Well, no, none of that, it seems.  Hilda Brawner, pretty ingenue, changed her name and became Hildy Brooks, busy character actress.  Hildy played supporting roles in lots of movies (The Anderson Tapes, Islands in the Stream, Playing For Keeps, Eating) and guest-starred in dozens of television episodes during the seventies and eighties.  I remember her as one-third of “A Very Strange Triangle,” a bisexual love story that was controversial when it aired on The Bold Ones in 1971.  Hildy still works – she’s in one of the last episodes of Nip/Tuck, one that I haven’t seen yet – although I couldn’t locate her for this piece.  Are you out there, Hildy?

Incidentally, although I seem to be the first person on the internet to put Hilda & Hildy together, I can’t really take credit for it.  Her name change is mentioned in a couple of memoirs, and Jeffrey Sweet’s Something Wonderful Right Away: An Oral History of The Second City & The Compass Players.  Plus, there was a big clue that I missed for years: under different names, Hilda and Hildy played the same role in the two recorded versions of O’Neill’s The Iceman Cometh, Sidney Lumet’s videotaped videotaped Play of the Week two-parter of 1960 and John Frankenheimer’s film from 1973.  Here she is in both.

Hilda Brawner (left) and Julie Bovasso as Margie and Pearl, 1960.

Hildy Brooks (left) and Nancy Juno Dawson as Margie and Pearl, 1973.  Below: Hildy Brooks in a 2007 episode of Boston Legal.

HildyBL

7 Responses to “Hilda & Hildy”

  1. Mike Rice Says:

    I’ve got DVDs of both Icemen Comeths and I never put two and two together and came up with only THREE! Until today. Thanks. The guys at Harry Hope’s bar are still there except for Hickey. Harry himself is afraid to go outside since his wife died. The guy who played Boss Hogg on the Dukes of Hazzard played a falling down drunk in the Sidney Lument version. Iceman is my favorite and I think the best ONeil play.

  2. bobby J. Says:

    I really get a real buzz from these investigatory trips into the archives. Thank you


  3. Thanks for the information. Thought you might like to see how she looked when drawn by Al Hirschfeld in this production of The Iceman Cometh.

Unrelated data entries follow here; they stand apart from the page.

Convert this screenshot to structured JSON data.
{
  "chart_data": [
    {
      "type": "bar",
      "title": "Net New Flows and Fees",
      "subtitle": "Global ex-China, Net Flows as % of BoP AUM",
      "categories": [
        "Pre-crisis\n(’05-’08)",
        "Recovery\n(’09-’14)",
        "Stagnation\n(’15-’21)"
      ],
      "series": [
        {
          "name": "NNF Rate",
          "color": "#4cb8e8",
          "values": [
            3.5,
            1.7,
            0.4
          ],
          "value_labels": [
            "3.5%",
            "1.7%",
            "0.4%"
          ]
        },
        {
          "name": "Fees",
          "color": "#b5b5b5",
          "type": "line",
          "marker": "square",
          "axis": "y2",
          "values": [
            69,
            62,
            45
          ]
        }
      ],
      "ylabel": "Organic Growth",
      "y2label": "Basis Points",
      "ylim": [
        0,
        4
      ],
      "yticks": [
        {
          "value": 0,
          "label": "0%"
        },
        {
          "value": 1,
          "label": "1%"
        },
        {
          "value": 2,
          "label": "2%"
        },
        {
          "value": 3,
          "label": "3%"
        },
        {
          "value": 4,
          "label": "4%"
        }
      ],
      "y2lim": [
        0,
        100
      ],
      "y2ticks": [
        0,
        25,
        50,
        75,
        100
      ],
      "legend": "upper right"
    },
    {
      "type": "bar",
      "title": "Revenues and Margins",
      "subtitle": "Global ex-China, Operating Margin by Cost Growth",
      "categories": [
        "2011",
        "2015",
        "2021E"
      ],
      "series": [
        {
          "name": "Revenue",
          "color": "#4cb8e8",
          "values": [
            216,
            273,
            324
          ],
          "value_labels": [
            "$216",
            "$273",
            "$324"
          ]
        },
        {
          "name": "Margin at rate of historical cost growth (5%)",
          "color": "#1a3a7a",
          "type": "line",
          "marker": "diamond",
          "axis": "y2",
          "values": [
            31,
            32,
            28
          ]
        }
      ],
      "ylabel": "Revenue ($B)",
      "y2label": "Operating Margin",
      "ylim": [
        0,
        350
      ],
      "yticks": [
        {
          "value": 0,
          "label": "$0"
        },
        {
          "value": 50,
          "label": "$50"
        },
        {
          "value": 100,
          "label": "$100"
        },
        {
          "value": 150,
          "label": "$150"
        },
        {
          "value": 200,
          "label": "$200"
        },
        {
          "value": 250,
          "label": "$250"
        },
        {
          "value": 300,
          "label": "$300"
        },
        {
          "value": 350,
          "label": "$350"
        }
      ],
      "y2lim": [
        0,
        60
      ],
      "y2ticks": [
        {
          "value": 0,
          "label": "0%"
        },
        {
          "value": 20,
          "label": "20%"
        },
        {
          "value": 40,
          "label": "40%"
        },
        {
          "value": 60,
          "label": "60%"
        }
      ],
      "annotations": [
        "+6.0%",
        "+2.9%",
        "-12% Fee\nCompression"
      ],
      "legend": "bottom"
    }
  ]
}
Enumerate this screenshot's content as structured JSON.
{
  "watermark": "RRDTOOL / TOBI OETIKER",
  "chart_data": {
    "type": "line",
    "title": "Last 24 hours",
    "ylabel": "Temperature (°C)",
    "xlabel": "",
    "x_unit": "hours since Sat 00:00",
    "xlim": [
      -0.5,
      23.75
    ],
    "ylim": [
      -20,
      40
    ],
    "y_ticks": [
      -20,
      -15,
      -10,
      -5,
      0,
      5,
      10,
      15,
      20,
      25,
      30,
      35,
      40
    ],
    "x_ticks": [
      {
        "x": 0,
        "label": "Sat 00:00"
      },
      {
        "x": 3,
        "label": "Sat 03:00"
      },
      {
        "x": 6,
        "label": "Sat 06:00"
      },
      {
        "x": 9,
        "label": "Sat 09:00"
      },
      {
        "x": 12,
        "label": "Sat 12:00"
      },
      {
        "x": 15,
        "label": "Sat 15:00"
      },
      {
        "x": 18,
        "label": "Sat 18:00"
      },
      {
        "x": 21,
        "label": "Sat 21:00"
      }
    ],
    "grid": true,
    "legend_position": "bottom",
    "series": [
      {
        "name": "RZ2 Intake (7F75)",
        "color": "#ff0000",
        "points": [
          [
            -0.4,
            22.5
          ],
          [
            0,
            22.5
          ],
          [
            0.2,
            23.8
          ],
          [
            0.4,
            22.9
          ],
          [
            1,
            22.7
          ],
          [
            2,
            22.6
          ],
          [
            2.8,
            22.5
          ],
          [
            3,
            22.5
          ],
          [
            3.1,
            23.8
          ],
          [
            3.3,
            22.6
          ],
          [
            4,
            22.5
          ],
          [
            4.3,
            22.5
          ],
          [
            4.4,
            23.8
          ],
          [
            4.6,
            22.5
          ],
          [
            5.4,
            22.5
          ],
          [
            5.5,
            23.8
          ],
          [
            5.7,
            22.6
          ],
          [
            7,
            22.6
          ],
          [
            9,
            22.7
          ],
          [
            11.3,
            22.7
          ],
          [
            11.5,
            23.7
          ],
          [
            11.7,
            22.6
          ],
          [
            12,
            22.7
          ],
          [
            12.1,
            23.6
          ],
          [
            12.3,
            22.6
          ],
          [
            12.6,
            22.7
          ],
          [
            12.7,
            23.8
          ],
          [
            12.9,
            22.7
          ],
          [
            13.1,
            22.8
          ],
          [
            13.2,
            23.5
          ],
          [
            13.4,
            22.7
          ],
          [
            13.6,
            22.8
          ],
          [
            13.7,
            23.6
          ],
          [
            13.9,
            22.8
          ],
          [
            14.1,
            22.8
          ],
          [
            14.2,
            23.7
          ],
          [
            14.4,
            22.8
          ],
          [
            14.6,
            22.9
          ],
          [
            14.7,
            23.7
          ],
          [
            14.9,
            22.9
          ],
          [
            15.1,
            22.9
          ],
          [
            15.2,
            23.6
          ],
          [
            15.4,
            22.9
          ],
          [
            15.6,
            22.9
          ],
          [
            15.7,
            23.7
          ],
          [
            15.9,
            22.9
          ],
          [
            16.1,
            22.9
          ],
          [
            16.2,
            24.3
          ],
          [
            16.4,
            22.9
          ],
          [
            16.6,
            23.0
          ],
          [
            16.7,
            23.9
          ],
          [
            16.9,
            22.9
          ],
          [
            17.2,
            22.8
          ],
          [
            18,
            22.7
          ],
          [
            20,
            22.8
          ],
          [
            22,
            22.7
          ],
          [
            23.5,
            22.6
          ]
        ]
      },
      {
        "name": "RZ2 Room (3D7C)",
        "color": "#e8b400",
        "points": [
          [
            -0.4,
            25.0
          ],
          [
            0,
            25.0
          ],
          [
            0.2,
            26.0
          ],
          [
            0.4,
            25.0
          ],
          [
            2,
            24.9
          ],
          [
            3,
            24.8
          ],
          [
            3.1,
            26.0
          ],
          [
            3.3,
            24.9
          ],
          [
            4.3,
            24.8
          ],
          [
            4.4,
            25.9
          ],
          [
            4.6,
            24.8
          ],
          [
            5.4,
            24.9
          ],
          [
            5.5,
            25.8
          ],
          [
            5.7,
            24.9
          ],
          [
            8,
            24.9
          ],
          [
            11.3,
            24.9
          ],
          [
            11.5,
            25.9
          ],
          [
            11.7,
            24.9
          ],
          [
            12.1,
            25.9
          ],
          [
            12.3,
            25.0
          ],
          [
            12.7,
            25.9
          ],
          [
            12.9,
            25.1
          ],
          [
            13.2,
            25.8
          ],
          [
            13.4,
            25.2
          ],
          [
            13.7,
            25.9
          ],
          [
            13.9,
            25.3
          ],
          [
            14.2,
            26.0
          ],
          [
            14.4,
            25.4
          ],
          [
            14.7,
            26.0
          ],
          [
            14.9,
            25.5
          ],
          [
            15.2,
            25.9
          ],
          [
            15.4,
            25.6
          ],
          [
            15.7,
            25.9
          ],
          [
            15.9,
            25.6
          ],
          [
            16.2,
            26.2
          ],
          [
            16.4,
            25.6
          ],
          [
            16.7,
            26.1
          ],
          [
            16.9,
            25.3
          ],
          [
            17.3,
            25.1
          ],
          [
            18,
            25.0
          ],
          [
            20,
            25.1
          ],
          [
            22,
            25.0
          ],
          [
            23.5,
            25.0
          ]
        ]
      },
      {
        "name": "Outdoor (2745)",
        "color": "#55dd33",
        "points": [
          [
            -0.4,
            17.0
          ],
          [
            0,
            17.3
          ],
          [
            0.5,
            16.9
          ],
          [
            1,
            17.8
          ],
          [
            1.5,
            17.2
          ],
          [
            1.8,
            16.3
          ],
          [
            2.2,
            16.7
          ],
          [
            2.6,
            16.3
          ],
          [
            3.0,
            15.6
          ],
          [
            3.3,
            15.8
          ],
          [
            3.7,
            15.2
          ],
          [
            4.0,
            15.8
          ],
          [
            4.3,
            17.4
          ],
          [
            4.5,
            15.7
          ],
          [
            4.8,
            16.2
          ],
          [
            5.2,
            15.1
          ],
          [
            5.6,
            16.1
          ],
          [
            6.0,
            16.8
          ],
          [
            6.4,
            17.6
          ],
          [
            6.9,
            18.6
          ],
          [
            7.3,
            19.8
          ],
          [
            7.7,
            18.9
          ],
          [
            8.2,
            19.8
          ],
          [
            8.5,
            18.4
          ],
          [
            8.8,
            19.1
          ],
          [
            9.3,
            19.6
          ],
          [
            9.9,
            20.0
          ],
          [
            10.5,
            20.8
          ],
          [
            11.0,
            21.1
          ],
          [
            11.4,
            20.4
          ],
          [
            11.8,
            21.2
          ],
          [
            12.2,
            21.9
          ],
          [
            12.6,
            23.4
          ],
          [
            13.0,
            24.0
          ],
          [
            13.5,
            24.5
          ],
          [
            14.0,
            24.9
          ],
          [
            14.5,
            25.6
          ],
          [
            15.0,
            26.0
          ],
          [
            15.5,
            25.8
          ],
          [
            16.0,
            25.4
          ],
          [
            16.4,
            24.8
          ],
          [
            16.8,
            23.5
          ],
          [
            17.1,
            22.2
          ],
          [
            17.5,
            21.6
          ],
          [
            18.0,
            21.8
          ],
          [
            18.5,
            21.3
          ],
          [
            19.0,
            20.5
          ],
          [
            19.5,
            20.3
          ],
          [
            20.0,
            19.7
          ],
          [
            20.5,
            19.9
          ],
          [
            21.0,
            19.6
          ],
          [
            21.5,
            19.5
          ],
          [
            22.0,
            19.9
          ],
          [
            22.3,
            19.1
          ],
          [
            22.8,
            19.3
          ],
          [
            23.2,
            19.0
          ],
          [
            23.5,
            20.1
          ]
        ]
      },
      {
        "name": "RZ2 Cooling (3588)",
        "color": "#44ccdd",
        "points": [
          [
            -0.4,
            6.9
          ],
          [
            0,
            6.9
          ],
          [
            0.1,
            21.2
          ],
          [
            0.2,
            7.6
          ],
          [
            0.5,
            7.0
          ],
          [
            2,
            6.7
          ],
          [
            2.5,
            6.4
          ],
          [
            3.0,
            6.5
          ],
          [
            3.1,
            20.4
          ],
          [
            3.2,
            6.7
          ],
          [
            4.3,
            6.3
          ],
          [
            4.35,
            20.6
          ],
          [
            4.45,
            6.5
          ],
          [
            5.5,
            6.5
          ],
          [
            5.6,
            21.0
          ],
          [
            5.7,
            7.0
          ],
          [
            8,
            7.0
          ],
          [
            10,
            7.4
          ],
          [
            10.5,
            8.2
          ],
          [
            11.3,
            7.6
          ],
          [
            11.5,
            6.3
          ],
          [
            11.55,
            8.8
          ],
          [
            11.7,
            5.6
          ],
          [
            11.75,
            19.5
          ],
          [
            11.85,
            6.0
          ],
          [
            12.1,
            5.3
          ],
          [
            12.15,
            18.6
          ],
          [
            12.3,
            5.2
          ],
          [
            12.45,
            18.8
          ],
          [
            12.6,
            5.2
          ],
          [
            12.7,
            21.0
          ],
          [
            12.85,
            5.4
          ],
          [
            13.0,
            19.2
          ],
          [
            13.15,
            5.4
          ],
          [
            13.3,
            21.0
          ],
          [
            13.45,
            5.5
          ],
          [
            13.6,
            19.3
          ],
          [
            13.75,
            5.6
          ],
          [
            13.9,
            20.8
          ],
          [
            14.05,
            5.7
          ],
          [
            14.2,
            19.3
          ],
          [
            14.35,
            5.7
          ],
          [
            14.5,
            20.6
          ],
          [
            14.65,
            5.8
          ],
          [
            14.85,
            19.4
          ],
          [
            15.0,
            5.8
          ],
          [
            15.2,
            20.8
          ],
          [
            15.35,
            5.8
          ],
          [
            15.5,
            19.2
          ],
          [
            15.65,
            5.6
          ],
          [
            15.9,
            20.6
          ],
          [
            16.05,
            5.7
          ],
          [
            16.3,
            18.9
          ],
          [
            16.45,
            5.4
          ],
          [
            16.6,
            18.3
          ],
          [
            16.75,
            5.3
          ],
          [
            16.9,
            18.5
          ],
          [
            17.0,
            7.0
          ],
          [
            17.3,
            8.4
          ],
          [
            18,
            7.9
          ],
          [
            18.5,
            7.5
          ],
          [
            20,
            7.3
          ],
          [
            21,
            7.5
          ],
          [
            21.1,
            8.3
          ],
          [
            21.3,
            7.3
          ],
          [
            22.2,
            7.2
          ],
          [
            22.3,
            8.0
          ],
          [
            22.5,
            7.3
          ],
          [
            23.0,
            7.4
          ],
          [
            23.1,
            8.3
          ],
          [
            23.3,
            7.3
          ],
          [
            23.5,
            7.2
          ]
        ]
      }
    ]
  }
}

    http://www.alhirschfeldfoundation.org/piece/iceman-cometh-2

  4. Paul Says:

    I very much would have liked to have rogered her character in the ’73 version of Iceman. Her looks and personality greatly aroused me, making a limp 6″ turn into a rock-hard 8 1/2!

  5. V.E.G. Says:

    Everytime I think of Diana Hyland, Eight is Enough appears immediately in my mind. After the fourth episode, they’re ain’t no more!

  6. V.E.G. Says:

    Schussboomer is the very last episode aired during Diana Hyland’s lifetime. She will die sometime after.